Nicht komplett überzeugend
Es scheint offenbar im Trend zu liegen, eine gut erzählte Geschichte aus allen möglichen Perspektiven zu ergänzen. Und ich merke nach diesem Buch, dass ich kein Fan davon werde.
Hannah Borowski kennt man als Leser schon aus Schröders Buch "Junge Frau, am Fenster stehend, Abendlicht, blaues Kleid". Jetzt meldet sich überraschend Hannahs Vaters Martin bei ihr. Dieser war all die Jahre abwesend in ihrem Leben. Verständlicherweise ist Hannah skeptisch gegenüber dieser Kontaktaufnahme und dem Eingliederungsversuch in Martins Familie.

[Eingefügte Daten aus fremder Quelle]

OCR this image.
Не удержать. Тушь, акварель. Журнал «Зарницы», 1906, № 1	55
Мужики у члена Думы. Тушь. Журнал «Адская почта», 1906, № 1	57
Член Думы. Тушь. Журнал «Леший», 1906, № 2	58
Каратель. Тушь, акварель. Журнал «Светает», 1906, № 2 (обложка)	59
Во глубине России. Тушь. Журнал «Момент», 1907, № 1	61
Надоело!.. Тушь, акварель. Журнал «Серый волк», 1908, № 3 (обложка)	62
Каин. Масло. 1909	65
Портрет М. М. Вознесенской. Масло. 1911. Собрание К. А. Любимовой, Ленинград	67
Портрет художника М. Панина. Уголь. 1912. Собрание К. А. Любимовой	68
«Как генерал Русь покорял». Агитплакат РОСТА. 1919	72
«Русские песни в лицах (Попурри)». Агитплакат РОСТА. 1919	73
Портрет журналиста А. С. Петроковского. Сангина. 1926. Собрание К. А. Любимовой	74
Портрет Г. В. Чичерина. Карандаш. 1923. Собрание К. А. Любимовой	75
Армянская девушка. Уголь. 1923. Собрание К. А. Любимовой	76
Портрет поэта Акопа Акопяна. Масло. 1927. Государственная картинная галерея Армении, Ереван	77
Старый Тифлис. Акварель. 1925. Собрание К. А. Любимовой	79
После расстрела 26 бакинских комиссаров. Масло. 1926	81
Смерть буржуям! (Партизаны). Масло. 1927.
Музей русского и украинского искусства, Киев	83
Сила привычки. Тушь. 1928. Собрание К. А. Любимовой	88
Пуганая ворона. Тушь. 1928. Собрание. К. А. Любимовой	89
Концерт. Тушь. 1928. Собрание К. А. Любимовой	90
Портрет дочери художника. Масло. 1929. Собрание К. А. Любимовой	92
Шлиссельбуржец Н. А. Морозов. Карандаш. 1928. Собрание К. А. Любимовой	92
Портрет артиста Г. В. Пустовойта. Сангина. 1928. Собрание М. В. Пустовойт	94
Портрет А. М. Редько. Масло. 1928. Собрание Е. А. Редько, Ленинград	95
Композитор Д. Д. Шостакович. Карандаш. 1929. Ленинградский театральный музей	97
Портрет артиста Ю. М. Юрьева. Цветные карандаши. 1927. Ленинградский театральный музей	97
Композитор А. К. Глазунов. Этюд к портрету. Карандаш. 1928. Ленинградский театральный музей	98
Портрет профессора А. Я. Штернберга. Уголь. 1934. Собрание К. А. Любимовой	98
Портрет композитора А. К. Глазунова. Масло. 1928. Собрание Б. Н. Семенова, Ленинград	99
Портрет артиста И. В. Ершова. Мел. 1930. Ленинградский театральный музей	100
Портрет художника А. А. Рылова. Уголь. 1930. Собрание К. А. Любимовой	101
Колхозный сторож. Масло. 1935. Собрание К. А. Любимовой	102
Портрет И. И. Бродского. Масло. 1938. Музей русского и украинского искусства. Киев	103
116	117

Parallel dazu wird die Geschichte von Marlen erzählt. Diese entkommt als junges Mädchen dem Demminer Massenselbstmord und findet im Haus von Wilma Engels eine neue Familie. Wilma ist Künstlerin, ihr Mann Jon Engels ein bekannter Maler in Güstrow, von dem es nach dem 2. Weltkrieg zunächst keine Information über seinen Verbleibt gibt. Zusammen mit Jons altem Kindermädchen Burgel meistern die drei Frauen nicht nur die Nachkriegsjahre, sondern richten sich in der aufstrebenden DDR ein Leben ein. Doch mit den Jahren wird das von Wilma auferlegte Leben für Marlen zu einengend, sie möchte ein eigenständigeres und selbstbestimmteres Leben führen. Aus Pflichtgefühl stellt sie aber ihre Wünsche und Sehnsüchte hinten an.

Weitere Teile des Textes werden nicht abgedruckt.